1. I select to "open the file location"
2. Copy the pdf into the PDF 24 OCR module
3. Change the save path to the original pdf folder
4. I tick the "Remove Background" and "Deskew Pages" options
5. The click on Run
6. I check the new file in Acrobat
7. I rename the original file by putting an X in front of the file name and rename the recognised file by removing the PDF 24 suffix.
8. Check the pdf again in the Zotero Reader
9. Delete the old file

Actual images, photos and graphics, remain untouched in the recognised file and tables seemed to be well recognised. I've used this for a 500 page plus book with fuzzy text and yellowed pages, and while it didn't give me pristine white pages it became a useable searchable text, which is exactly what I needed

aborel · September 16, 2024

I'm always interested to hear more about what went wrong with the plugin: complete error messages, screenshots, maybe the PDF itself.
(no worries if you prefer the workflow that works for you, of course)

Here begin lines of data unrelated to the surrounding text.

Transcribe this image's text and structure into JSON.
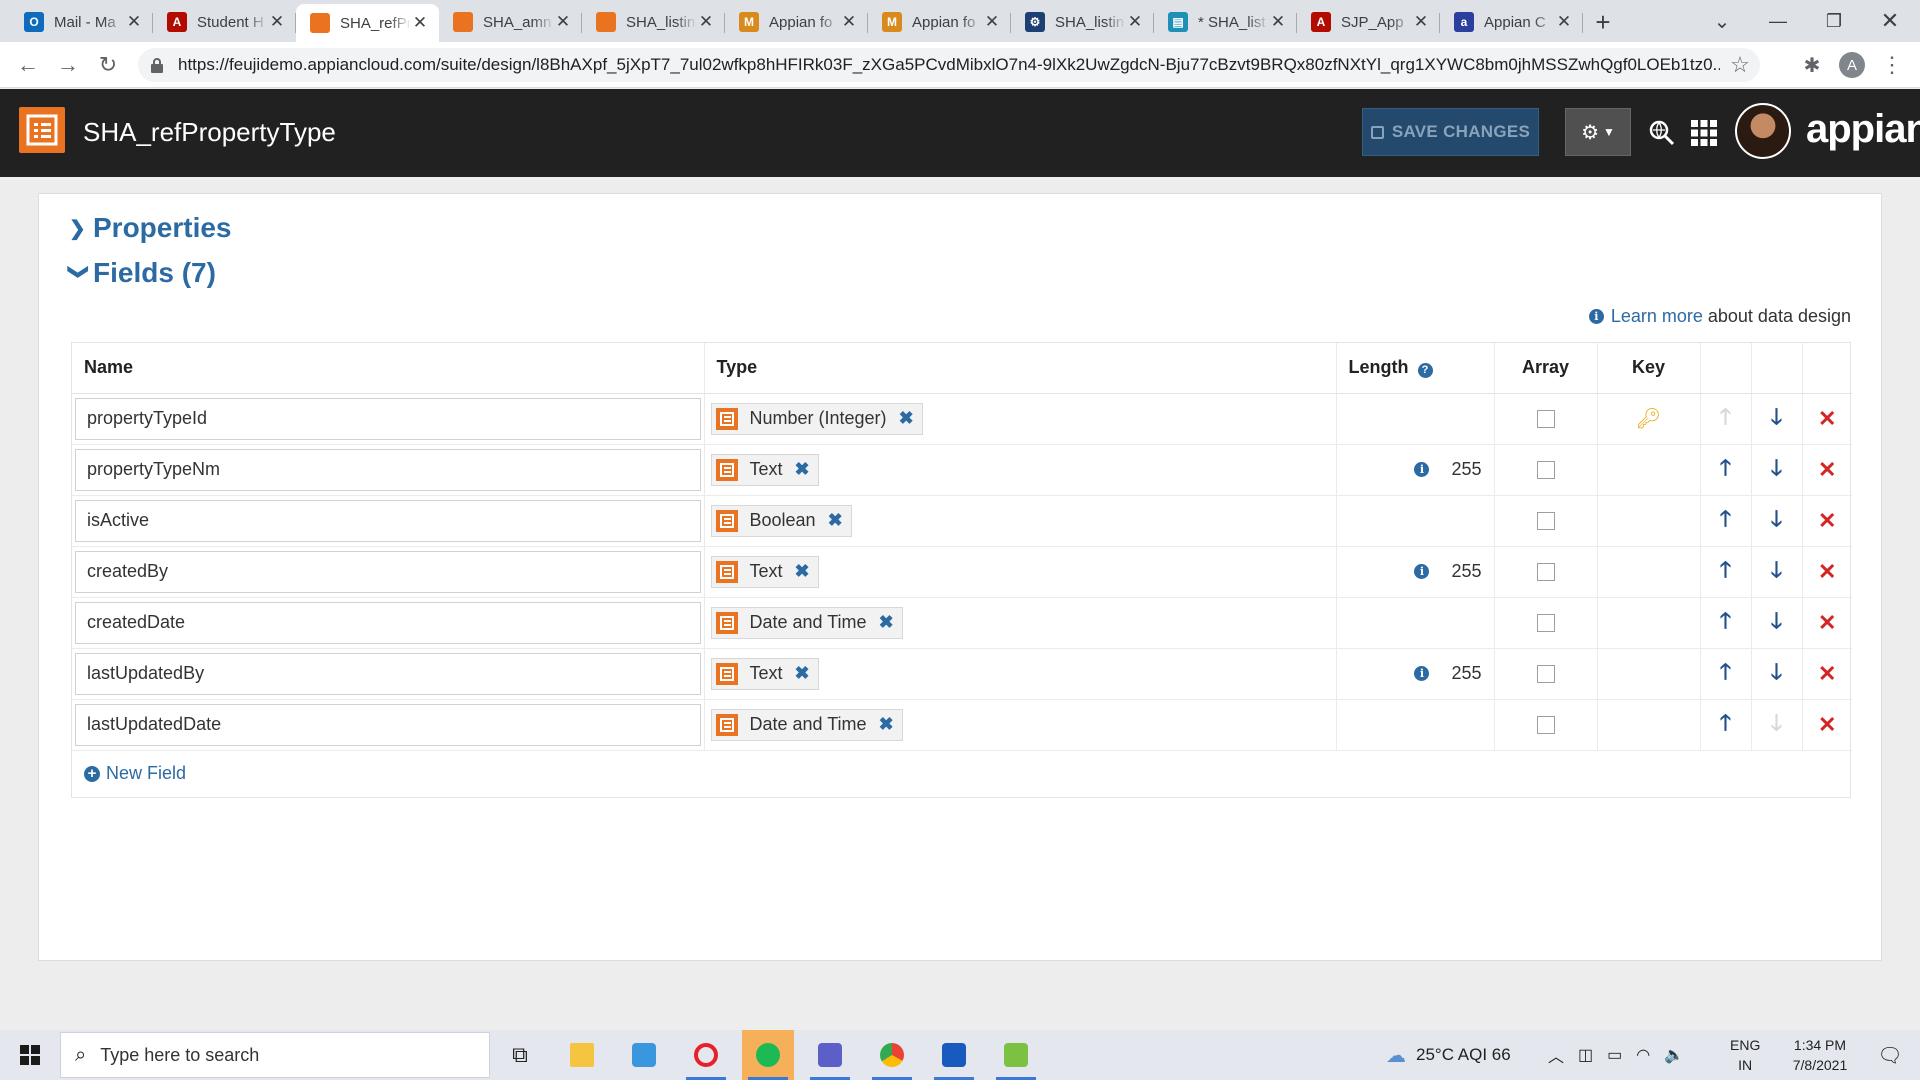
{
  "browser": {
    "tabs": [
      {
        "label": "Mail - Ma",
        "icon": "outlook-icon",
        "color": "#0f6cbd",
        "glyph": "O"
      },
      {
        "label": "Student H",
        "icon": "acrobat-icon",
        "color": "#b30b00",
        "glyph": "A"
      },
      {
        "label": "SHA_refPr",
        "icon": "appian-record-icon",
        "color": "#ea7321",
        "glyph": "",
        "active": true
      },
      {
        "label": "SHA_amn",
        "icon": "appian-record-icon",
        "color": "#ea7321",
        "glyph": ""
      },
      {
        "label": "SHA_listin",
        "icon": "appian-record-icon",
        "color": "#ea7321",
        "glyph": ""
      },
      {
        "label": "Appian fo",
        "icon": "pma-icon",
        "color": "#d88a1c",
        "glyph": "M"
      },
      {
        "label": "Appian fo",
        "icon": "pma-icon",
        "color": "#d88a1c",
        "glyph": "M"
      },
      {
        "label": "SHA_listin",
        "icon": "process-model-icon",
        "color": "#1d3f73",
        "glyph": "⚙"
      },
      {
        "label": "* SHA_list",
        "icon": "interface-icon",
        "color": "#1f8fb6",
        "glyph": "▤"
      },
      {
        "label": "SJP_App",
        "icon": "acrobat-icon",
        "color": "#b30b00",
        "glyph": "A"
      },
      {
        "label": "Appian C",
        "icon": "appian-community-icon",
        "color": "#2b3f9e",
        "glyph": "a"
      }
    ],
    "url": "https://feujidemo.appiancloud.com/suite/design/l8BhAXpf_5jXpT7_7ul02wfkp8hHFIRk03F_zXGa5PCvdMibxlO7n4-9lXk2UwZgdcN-Bju77cBzvt9BRQx80zfNXtYl_qrg1XYWC8bm0jhMSSZwhQgf0LOEb1tz0...",
    "profile_initial": "A"
  },
  "app": {
    "title": "SHA_refPropertyType",
    "save_label": "SAVE CHANGES",
    "brand": "appian"
  },
  "main": {
    "properties_label": "Properties",
    "fields_label": "Fields (7)",
    "learn_more_link": "Learn more",
    "learn_more_suffix": "about data design",
    "columns": {
      "name": "Name",
      "type": "Type",
      "length": "Length",
      "array": "Array",
      "key": "Key"
    },
    "fields": [
      {
        "name": "propertyTypeId",
        "type": "Number (Integer)",
        "length": "",
        "array": false,
        "key": true,
        "up_enabled": false,
        "down_enabled": true
      },
      {
        "name": "propertyTypeNm",
        "type": "Text",
        "length": "255",
        "array": false,
        "key": false,
        "up_enabled": true,
        "down_enabled": true
      },
      {
        "name": "isActive",
        "type": "Boolean",
        "length": "",
        "array": false,
        "key": false,
        "up_enabled": true,
        "down_enabled": true
      },
      {
        "name": "createdBy",
        "type": "Text",
        "length": "255",
        "array": false,
        "key": false,
        "up_enabled": true,
        "down_enabled": true
      },
      {
        "name": "createdDate",
        "type": "Date and Time",
        "length": "",
        "array": false,
        "key": false,
        "up_enabled": true,
        "down_enabled": true
      },
      {
        "name": "lastUpdatedBy",
        "type": "Text",
        "length": "255",
        "array": false,
        "key": false,
        "up_enabled": true,
        "down_enabled": true
      },
      {
        "name": "lastUpdatedDate",
        "type": "Date and Time",
        "length": "",
        "array": false,
        "key": false,
        "up_enabled": true,
        "down_enabled": false
      }
    ],
    "new_field_label": "New Field"
  },
  "taskbar": {
    "search_placeholder": "Type here to search",
    "weather": "25°C  AQI 66",
    "lang_top": "ENG",
    "lang_bottom": "IN",
    "time": "1:34 PM",
    "date": "7/8/2021"
  },
  "colors": {
    "appian_orange": "#ea7321",
    "header_bg": "#212121",
    "link_blue": "#2c6aa3",
    "save_bg": "#23496d",
    "delete_red": "#d42525",
    "key_yellow": "#e8a90c"
  }
}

ForkNTalk · September 16, 2024

Thanks, there was no error message, it's just that nothing happened. I've checked my pc's windows logs- nada and I also checked Task Manager at the time but nothing showed up there at the time. As I wrote in my original post I left Zotero open overnight after starting the OCR, just in case I had been too impatient with other attempts. When I ran the same 260 page pdf, which had a page image format that was almost as good as you can get, through PDF 24 it took about 8 minutes to run. I'm happy to send you the file if you like.

aborel · September 16, 2024

You said there were messages in your first couple of attempts, it could have been useful (but maybe not). I guess Zotero-OCR crashed rather early in the process, let's see if we can figure out why.
1. Was the PDF in your own library or a group library?
2. Was the PDF a regular attachement or a linked file?
3. Did the PDF have a parent item, or was it a standalone item?

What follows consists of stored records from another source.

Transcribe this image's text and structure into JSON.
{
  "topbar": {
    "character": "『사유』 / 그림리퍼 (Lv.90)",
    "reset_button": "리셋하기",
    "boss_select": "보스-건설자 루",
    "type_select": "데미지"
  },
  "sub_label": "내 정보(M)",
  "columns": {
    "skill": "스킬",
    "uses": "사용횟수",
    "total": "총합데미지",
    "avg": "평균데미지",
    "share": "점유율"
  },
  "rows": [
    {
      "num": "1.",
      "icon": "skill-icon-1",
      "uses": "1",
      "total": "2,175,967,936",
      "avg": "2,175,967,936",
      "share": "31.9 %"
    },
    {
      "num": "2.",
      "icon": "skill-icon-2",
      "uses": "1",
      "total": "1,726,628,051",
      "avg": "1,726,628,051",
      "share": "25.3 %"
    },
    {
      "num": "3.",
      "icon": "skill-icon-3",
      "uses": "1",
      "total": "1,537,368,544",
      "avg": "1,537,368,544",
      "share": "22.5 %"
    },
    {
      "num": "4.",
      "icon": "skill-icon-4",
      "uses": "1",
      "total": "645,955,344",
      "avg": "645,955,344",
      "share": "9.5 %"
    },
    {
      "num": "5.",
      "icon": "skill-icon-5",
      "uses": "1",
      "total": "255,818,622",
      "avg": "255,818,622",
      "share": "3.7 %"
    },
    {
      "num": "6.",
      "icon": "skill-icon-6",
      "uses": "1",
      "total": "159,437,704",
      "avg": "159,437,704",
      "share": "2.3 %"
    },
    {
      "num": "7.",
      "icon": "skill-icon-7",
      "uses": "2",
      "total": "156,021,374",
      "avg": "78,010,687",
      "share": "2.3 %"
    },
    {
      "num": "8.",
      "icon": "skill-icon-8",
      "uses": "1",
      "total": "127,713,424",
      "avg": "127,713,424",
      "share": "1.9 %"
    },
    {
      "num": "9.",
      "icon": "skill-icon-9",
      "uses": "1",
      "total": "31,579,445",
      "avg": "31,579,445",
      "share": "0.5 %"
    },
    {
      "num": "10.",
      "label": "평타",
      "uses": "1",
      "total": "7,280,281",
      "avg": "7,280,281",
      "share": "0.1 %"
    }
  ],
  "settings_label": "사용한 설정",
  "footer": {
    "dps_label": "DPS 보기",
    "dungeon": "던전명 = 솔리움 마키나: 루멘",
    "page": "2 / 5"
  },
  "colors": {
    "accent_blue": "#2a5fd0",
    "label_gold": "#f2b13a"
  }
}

ForkNTalk · September 16, 2024

The first error messages were because I had incorrectly pointed to the required files in settings, I sorted that out pretty quickly.

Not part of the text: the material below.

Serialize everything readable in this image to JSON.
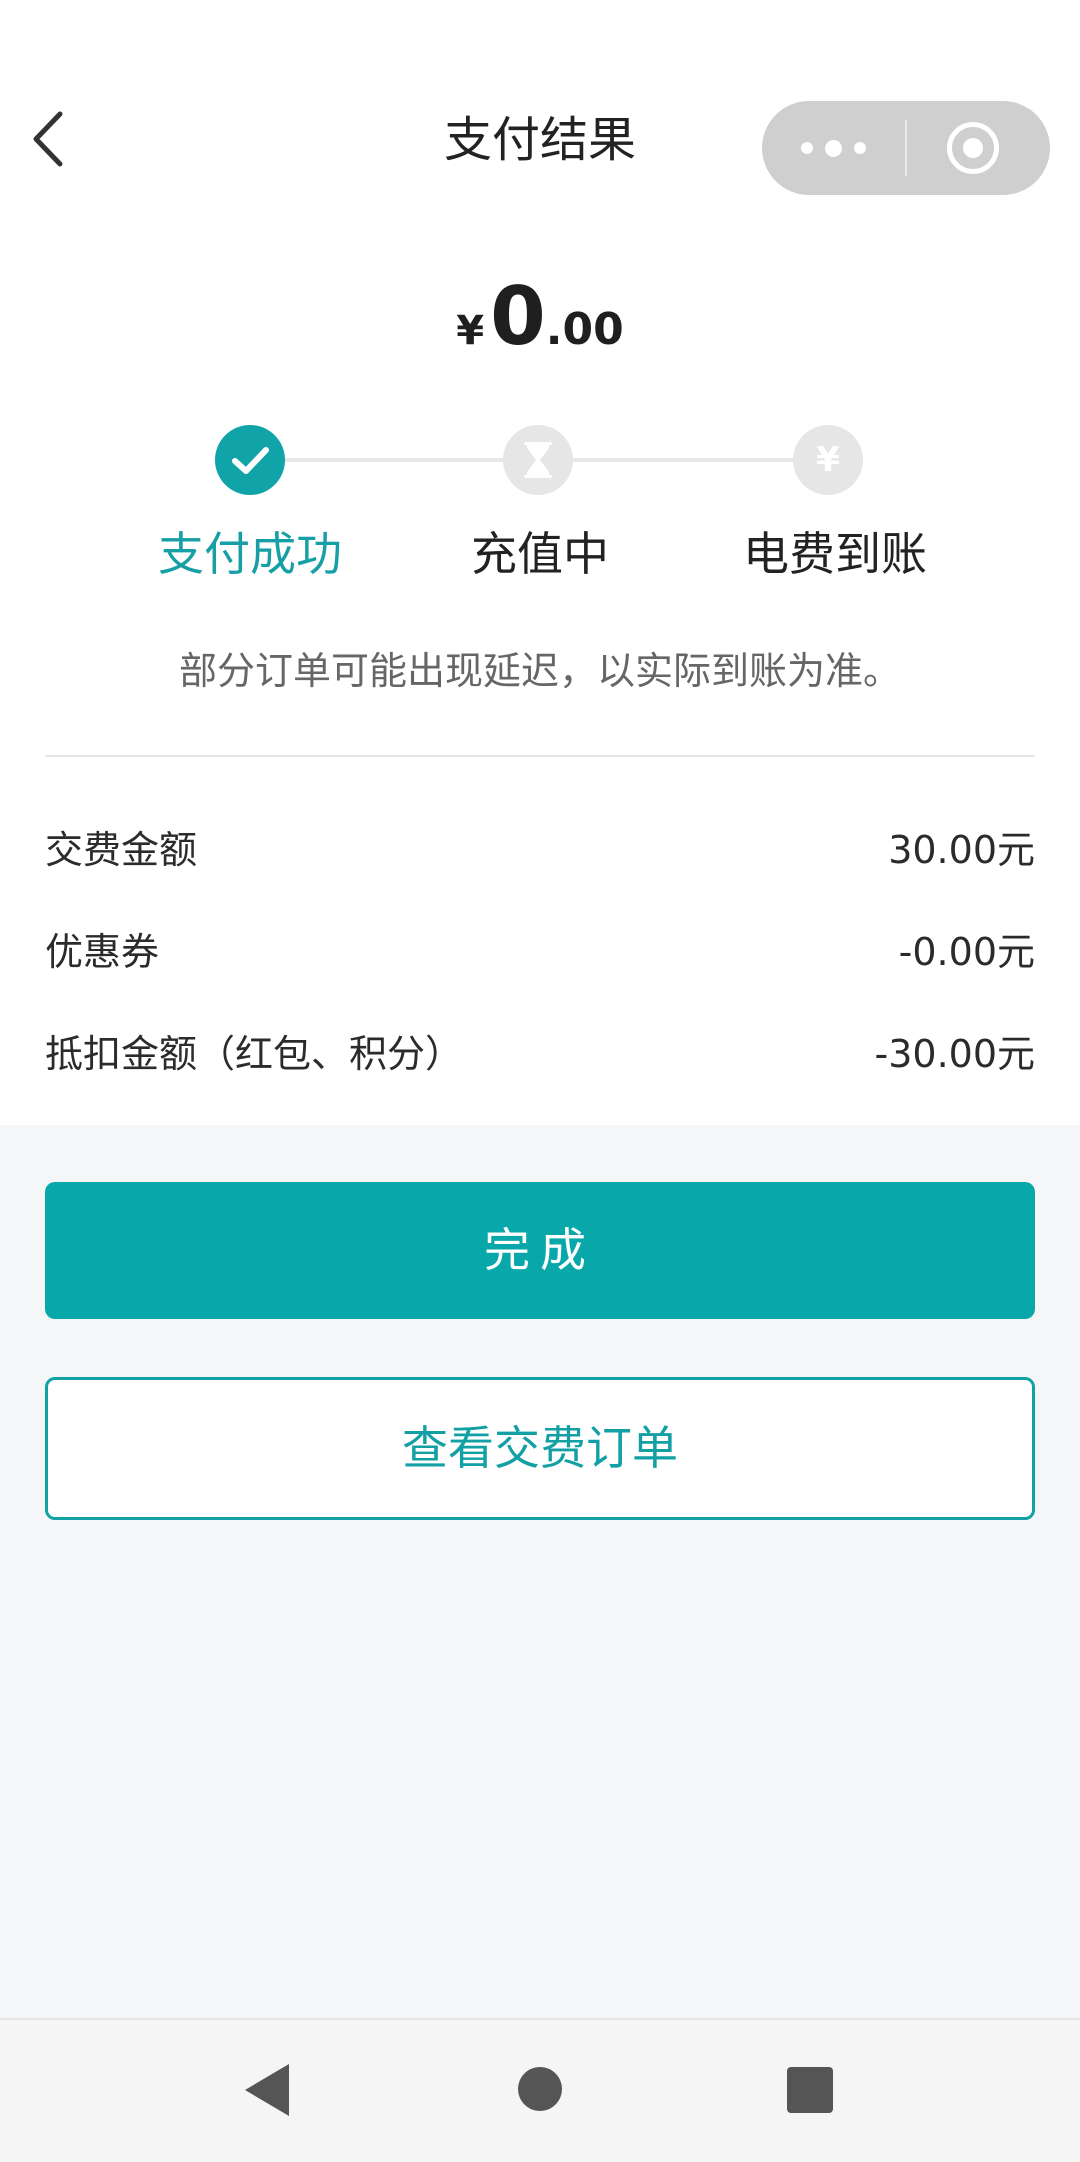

1. The PDF is in my library and not shared with other users
2. It was an attached file
3. It was a single child item attached to the usual bibliographic entry

Next time I have an unrecognised standalone PDF, I'll try it again in case it being an attachment is an issue.

aborel · September 16, 2024

Regular attachments should work just fine, linked files could fail in some cases.
Thanks for your response! I don't see any obvious problem in your situation.
I could take a closer look at your PDF if you are willing to share it. If it's available online anyway, you can post the link here, otherwise I'd recommend a one-time file sharing solution.

ForkNTalk · September 16, 2024

It's the PDF version of the item at https://archive.org/details/dli.ministry.11365

I agree that linked files would be a problem, because they are not actually in Zotero. Not to worry though, because my work around does a pretty good job and although there are a few steps it doesn't take very long. I mainly posted to let other users know that if they have difficulty with Zotero-OCR there is a low cost (zero) alternative out there.

aborel · September 16, 2024

Thanks for the link, I'll see if anything weird happens with this one. And there's absolutely nothing wrong about presenting alternatives!

Note that linked files are not always a problem, they're fine more often than not. There are just a few use cases where they are less well supported in Zotero (and thus, by plugins).

aborel · September 16, 2024

Well, the OCR was successful on my side (Zotero 7, Zotero-OCR 0.8.1).
Are you running Zotero 6, by any chance? The plugin was broken for Z6 in the previous release.

ForkNTalk · September 17, 2024

Hi, I'm running the latest version of Zotero 7.0.5 (64 bit) , Zotero-OCR 0.8.1;
I was using tesseract 5.3.1.20230401, but just in case I downloaded and installed Tesseract 5.4.0. but still no joy. I've included a screen shot of my Zotero-OCR settings page and a screen shot of the Zotero version.

https://s3.amazonaws.com/zotero.org/images/forums/u5782013/m0ab4pjooed0e2l9u612.png

It's probably not relevant but, when I upgraded to Zotero v.7.0.5 (64 bit) I ran into considerable problems which I outlined at https://forums.zotero.org/discussion/117221/upgrade-to-64-bit-problems#latest

ForkNTalk · September 17, 2024

I uploaded an incorrect settings image, which I deleted. This is the correct image

https://s3.amazonaws.com/zotero.org/images/forums/u5782013/8lceluambbwfxuopsh8s.png

aborel · September 17, 2024

It's working for me with the exact same settings... we probably need to work on our error handling, the plugin should really make it easier for the user to see that something went wrong (and what).
If you have some more time to spend on this, could you check the error console (in the Zotero menu: Tools / Developer / Error console) and debug log (Help / Debug Output Logging / View Output) on a new attempt to OCR the PDF?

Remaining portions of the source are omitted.